- IATA: none; ICAO: none; FAA LID: P27;

Summary
- Airport type: Public
- Owner: County of Tulare
- Serves: Pixley, California
- Elevation AMSL: 256 ft / 78 m
- Coordinates: 35°57′37″N 119°18′30″W﻿ / ﻿35.96028°N 119.30833°W
- Interactive map of Pixley Airport

Runways
| Direction | Length |  | Surface |
| ft | m |
| 13/31 | 2,050 | 625 | Asphalt |

Statistics (1993)
- Aircraft operations: 8,400
- Based aircraft: 7
- Source: Federal Aviation Administration

= Pixley Airport =

Pixley Airport , also known as Harmon Field, was a county-owned public-use airport located in Tulare County, California, United States, one nautical mile (2 km) southwest of the central business district of Pixley, California.

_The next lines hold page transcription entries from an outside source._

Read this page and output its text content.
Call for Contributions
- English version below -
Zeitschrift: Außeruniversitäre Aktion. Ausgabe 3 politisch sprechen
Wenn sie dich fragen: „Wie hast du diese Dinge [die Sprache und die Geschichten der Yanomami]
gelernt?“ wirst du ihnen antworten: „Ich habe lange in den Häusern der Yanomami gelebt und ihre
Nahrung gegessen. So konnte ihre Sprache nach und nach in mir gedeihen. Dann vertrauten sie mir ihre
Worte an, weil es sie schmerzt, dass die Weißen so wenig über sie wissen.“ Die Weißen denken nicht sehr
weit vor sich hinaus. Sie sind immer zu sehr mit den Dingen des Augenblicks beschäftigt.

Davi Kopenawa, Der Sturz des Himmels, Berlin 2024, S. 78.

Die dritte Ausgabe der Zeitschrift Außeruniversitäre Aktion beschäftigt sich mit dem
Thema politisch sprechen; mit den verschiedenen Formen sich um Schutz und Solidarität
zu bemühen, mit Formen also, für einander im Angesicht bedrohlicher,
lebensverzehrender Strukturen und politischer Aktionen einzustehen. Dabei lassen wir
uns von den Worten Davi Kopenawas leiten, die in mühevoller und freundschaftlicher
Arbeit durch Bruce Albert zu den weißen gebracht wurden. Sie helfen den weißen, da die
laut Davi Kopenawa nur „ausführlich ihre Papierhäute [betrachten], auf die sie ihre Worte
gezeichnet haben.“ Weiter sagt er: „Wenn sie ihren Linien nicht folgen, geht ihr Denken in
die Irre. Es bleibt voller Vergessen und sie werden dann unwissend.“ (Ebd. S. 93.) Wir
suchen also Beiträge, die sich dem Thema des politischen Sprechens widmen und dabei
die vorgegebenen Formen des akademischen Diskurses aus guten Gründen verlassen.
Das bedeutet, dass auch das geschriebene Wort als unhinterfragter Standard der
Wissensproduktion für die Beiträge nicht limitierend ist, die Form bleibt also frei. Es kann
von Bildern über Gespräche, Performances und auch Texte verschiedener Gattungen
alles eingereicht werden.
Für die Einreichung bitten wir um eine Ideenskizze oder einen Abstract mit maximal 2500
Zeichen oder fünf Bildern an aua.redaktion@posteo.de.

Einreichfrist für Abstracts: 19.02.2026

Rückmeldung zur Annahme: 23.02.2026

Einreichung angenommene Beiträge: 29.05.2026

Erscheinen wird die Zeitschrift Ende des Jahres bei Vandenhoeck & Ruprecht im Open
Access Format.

The airport opened in 1949. It was vacated and closed in early 1994 due to pesticide contamination from its years as a base for crop dusting.

Pixley airport's FAA location identifier was Q90 until 2003, when it was changed to P27. It remained in published FAA records until 2008, when it was listed as "public use" and noted as "closed indefinitely".

== Facilities and aircraft ==
Pixley Airport covered an area of 99 acres (40 ha) at an elevation of 256 feet (78 m) above mean sea level. It has one runway designated 13/31 with an asphalt surface measuring 2,050 by 60 feet (625 x 18 m).

For the 12-month period ending July 20, 1993, the airport had 8,400 general aviation aircraft operations, an average of 23 per day. At that time, there were 7 aircraft based at this airport:
86% single-engine and 14% multi-engine.